A guillemet is a french type of quote. Not sure why the original author uses the guillemet instead of a simple quote.
Here is my updated code:
Private Function MakeHtmlFromStyledText(theStyledText as StyledText) as String
dim theText(-1) as String
theText.Append("<p>")
For currentRun as Integer = 0 To theStyledText.StyleRunCount - 1
dim theRun as StyleRun = theStyledText.StyleRun(currentRun)
dim StyleRunText as String = EncodingToHTMLMBS(theRun.Text)
'bold, italic and unterline
If theRun.Bold Then StyleRunText = "<b>" + StyleRunText + "</b>"
If theRun.Italic Then StyleRunText = "<i>" + StyleRunText + "</i>"
If theRun.Underline Then StyleRunText = "<u>" + StyleRunText + "</u>"
'tab and br
StyleRunText = StyleRunText.ReplaceAll(EndOfLine, "<br />")
StyleRunText = StyleRunText.ReplaceAll(Encodings.UTF8.Chr(9), " ")
'font and color
dim theColor as Color = theRun.TextColor
dim ColorString as String = "rgb(" + str(theColor.Red) + ", " + str(theColor.Green) + ", " + str(theColor.Blue) + ")"

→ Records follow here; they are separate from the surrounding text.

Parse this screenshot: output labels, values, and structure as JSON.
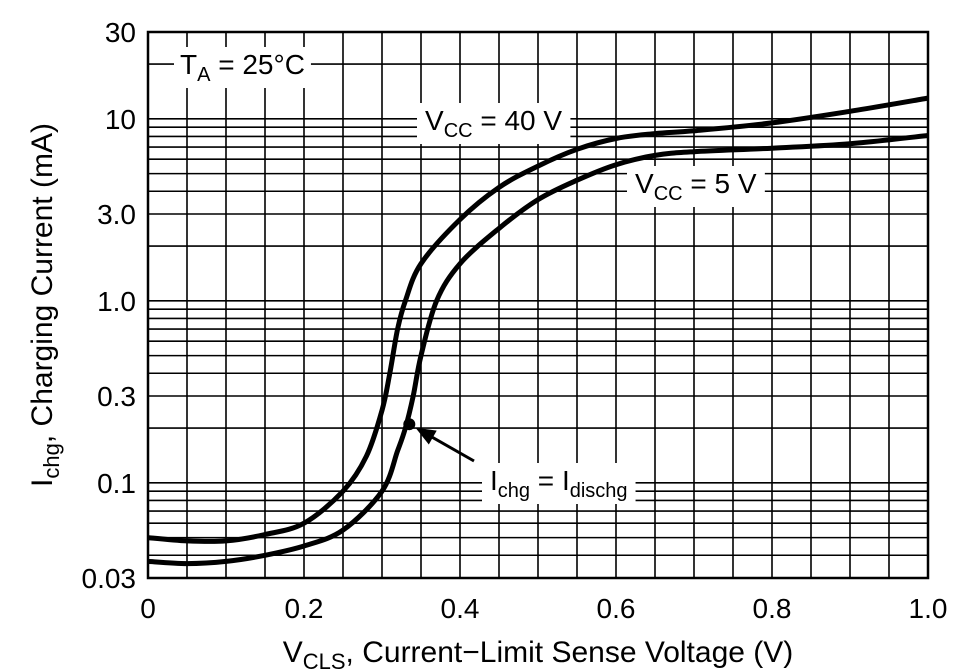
{
  "chart_data": {
    "type": "line",
    "x_scale": "linear",
    "y_scale": "log",
    "xlim": [
      0,
      1.0
    ],
    "ylim": [
      0.03,
      30
    ],
    "grid": true,
    "x_ticks": [
      "0",
      "0.2",
      "0.4",
      "0.6",
      "0.8",
      "1.0"
    ],
    "y_ticks": [
      "0.03",
      "0.1",
      "0.3",
      "1.0",
      "3.0",
      "10",
      "30"
    ],
    "xlabel": {
      "main": "V",
      "sub": "CLS",
      "rest": ", Current−Limit Sense Voltage (V)"
    },
    "ylabel": {
      "main": "I",
      "sub": "chg",
      "rest": ", Charging Current (mA)"
    },
    "annotations": {
      "temp": {
        "main": "T",
        "sub": "A",
        "rest": " = 25°C"
      },
      "equal": {
        "main": "I",
        "sub1": "chg",
        "mid": " = I",
        "sub2": "dischg"
      }
    },
    "series": [
      {
        "name": {
          "main": "V",
          "sub": "CC",
          "rest": " = 40 V"
        },
        "x": [
          0,
          0.05,
          0.1,
          0.15,
          0.2,
          0.25,
          0.28,
          0.3,
          0.31,
          0.32,
          0.33,
          0.35,
          0.4,
          0.45,
          0.5,
          0.55,
          0.6,
          0.65,
          0.7,
          0.8,
          0.9,
          1.0
        ],
        "y": [
          0.05,
          0.048,
          0.048,
          0.052,
          0.06,
          0.09,
          0.14,
          0.25,
          0.4,
          0.7,
          1.0,
          1.6,
          2.8,
          4.2,
          5.5,
          6.8,
          7.8,
          8.3,
          8.6,
          9.5,
          11.0,
          13.0
        ]
      },
      {
        "name": {
          "main": "V",
          "sub": "CC",
          "rest": " = 5 V"
        },
        "x": [
          0,
          0.05,
          0.1,
          0.15,
          0.2,
          0.25,
          0.3,
          0.32,
          0.33,
          0.34,
          0.35,
          0.37,
          0.4,
          0.45,
          0.5,
          0.55,
          0.6,
          0.65,
          0.7,
          0.8,
          0.9,
          1.0
        ],
        "y": [
          0.037,
          0.036,
          0.037,
          0.04,
          0.045,
          0.055,
          0.09,
          0.15,
          0.2,
          0.3,
          0.5,
          1.0,
          1.6,
          2.5,
          3.6,
          4.6,
          5.6,
          6.3,
          6.6,
          6.9,
          7.3,
          8.1
        ]
      }
    ],
    "marker_point": {
      "x": 0.335,
      "y": 0.21
    }
  }
}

dim FontSpan as String = "<span style=""font-family: " + theRun.Font + "; font-size: " + Str(theRun.Size) + "pt; color: " + ColorString + ";"">" + StyleRunText + "</span>"
theText.AddRow(FontSpan)
Next
theText.Append("</p>")
return string.FromArray(theText)
End Function
oups sorry !
Public Const kGuillemet as Number = &u22
Thank you
Thank you, you too
I have an old piece of code for html conversion. It is incomlete and the part handling a font is not so good:
Public Function ConversionRTFtoHTML(ta as textarea) as String
// ------------------------------------------------------------------------------------------------------------
// Konvertierung eines RTF-Textes in einen HTML-Text
// Conversion of a RTF text into a HTML text
// Enriched Text funktioniert leider nicht (Doku aus https://en.wikipedia.org/wiki/Enriched_text )
// Enriched text doesn’t work (docu from https://en.wikipedia.org/wiki/Enriched_text )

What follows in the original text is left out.